Vice-presidente JD Vance liderará a missão norte-americana nesta segunda-feira (20). Teerã hesita em participar das conversas e acusa os Estados Unidos de crimes de guerra devido à manutenção de bloqueio naval.
O presidente dos Estados Unidos, Donald Trump, anunciou que uma comitiva norte-americana desembarcará no Paquistão nesta segunda-feira (20) com o objetivo de tentar reiniciar as negociações com o Irã. O clima, no entanto, é de forte tensão geopolítica, marcado por ultimatos e trocas mútuas de acusações sobre a quebra do cessar-fogo.

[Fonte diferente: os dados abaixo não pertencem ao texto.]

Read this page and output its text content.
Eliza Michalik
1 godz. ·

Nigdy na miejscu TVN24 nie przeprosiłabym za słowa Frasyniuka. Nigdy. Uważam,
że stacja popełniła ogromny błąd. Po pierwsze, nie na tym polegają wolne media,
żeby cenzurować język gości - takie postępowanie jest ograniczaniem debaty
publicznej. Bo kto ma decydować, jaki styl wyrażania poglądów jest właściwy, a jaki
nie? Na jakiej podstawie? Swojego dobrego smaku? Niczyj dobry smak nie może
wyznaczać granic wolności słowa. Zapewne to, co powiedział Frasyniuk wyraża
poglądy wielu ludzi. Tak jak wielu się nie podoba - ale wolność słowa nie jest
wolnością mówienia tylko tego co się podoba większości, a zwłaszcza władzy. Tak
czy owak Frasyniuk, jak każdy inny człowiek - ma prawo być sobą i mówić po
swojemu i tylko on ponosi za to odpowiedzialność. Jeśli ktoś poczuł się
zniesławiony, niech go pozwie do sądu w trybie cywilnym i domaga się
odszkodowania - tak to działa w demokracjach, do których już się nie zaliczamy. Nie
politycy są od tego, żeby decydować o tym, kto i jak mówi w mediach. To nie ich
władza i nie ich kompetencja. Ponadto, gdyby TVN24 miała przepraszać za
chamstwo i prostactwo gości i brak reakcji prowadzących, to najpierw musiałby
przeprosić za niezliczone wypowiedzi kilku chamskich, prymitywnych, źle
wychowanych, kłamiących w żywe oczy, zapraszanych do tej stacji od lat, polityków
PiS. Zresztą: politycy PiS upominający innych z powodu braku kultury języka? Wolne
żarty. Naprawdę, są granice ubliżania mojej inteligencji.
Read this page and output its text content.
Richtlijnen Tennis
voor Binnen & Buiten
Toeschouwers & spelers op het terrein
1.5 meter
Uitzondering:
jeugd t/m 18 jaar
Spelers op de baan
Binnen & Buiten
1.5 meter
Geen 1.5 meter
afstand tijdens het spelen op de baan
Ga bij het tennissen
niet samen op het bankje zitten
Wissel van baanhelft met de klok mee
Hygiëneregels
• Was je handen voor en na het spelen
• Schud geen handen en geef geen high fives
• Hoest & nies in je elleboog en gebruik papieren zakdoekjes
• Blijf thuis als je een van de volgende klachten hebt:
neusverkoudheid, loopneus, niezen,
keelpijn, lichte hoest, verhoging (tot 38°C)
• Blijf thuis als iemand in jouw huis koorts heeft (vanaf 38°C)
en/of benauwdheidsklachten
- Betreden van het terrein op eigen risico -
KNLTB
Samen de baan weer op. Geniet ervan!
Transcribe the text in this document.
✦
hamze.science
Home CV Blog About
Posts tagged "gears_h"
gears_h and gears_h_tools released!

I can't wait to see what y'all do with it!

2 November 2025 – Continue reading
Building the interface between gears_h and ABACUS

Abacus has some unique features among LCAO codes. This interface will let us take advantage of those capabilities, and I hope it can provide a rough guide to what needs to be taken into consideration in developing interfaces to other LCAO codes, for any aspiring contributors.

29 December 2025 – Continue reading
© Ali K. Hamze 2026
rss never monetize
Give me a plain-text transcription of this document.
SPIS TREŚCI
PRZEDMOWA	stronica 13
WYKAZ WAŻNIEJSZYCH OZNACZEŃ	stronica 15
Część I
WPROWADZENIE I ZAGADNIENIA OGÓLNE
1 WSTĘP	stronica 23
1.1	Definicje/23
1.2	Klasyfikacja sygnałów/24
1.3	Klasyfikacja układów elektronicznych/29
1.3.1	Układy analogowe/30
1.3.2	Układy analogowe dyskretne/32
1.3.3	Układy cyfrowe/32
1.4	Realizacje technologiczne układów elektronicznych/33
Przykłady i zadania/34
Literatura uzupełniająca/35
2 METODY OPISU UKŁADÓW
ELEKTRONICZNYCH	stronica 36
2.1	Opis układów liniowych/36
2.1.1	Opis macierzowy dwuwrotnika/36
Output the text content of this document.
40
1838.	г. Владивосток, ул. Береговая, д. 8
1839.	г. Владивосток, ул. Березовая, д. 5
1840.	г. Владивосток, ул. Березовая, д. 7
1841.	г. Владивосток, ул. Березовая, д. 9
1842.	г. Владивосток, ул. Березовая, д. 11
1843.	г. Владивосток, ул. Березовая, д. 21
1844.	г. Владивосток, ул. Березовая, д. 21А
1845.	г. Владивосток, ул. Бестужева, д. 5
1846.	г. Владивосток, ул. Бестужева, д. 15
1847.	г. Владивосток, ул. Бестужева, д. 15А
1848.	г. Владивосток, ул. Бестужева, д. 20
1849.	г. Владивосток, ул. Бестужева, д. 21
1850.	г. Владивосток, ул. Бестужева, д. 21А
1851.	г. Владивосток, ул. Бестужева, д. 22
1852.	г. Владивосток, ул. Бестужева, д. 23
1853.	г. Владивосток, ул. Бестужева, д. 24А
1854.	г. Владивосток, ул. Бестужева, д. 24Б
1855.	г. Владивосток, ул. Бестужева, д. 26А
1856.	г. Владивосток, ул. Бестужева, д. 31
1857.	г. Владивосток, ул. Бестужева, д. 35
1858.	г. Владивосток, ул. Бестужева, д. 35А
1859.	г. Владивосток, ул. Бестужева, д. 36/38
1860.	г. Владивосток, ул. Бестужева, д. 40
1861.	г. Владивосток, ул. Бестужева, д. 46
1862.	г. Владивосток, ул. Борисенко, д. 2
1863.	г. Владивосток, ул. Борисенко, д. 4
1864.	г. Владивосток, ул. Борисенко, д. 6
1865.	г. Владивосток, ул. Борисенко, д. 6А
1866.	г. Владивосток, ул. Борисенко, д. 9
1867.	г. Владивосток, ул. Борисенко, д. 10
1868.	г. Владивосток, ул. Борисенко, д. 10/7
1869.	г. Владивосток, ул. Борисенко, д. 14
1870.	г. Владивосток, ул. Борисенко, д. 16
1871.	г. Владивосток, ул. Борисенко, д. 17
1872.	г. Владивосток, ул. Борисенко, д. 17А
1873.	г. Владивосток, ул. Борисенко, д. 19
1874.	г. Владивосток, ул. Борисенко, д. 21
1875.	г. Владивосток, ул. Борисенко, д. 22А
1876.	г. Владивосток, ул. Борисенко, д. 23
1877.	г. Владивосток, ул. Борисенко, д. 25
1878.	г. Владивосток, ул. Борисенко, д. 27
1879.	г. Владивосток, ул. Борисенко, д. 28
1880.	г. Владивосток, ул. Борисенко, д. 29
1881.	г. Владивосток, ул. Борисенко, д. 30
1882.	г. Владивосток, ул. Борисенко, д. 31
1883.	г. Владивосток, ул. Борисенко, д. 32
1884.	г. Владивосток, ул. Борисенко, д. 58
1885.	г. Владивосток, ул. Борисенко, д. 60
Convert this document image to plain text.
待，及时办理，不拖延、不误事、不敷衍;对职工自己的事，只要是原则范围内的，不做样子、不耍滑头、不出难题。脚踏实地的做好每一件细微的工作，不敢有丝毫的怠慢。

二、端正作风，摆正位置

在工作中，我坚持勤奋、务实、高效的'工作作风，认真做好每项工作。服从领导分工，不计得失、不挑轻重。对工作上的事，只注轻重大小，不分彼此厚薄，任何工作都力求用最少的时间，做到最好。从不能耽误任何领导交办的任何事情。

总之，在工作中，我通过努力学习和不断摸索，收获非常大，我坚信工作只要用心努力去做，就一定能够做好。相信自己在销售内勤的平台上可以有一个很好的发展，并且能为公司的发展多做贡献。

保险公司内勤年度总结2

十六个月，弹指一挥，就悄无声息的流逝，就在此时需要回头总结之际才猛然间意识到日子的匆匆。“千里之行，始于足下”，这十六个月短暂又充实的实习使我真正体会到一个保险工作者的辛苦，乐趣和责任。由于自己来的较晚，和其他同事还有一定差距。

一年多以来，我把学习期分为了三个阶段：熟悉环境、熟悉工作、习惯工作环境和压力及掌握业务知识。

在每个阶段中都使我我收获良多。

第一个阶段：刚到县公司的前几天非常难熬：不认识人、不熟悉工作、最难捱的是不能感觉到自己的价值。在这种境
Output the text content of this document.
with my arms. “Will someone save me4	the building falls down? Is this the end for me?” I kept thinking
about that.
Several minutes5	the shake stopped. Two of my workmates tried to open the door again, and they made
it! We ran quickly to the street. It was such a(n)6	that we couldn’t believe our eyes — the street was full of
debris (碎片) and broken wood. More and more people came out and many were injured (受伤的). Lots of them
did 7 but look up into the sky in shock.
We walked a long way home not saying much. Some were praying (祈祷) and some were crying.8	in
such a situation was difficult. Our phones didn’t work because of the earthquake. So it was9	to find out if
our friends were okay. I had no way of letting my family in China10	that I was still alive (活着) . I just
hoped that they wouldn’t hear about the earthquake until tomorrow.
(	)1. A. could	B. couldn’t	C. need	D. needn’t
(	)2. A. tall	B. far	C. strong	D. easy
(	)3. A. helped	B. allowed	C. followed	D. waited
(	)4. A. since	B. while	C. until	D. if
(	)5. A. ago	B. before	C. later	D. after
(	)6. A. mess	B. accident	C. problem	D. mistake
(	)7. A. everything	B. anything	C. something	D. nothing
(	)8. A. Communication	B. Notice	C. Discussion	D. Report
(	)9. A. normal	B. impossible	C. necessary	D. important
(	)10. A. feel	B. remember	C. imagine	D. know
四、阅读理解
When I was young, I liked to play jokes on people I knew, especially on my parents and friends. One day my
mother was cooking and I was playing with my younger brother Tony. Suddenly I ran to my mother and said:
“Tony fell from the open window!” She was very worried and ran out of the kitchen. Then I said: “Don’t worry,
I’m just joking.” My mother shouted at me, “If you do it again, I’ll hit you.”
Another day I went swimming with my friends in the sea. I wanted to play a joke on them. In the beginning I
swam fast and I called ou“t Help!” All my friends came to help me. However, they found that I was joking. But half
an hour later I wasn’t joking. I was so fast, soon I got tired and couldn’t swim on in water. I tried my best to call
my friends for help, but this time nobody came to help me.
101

A comitiva e o ultimato de Washington
Contrariando uma declaração anterior do próprio Trump — que havia descartado a presença de seu vice na rodada de negociações —, a Casa Branca confirmou à agência AFP que a delegação será chefiada pelo vice-presidente dos EUA, JD Vance. Ele será acompanhado de perto por dois enviados especiais do presidente: Steve Witkoff e Jared Kushner.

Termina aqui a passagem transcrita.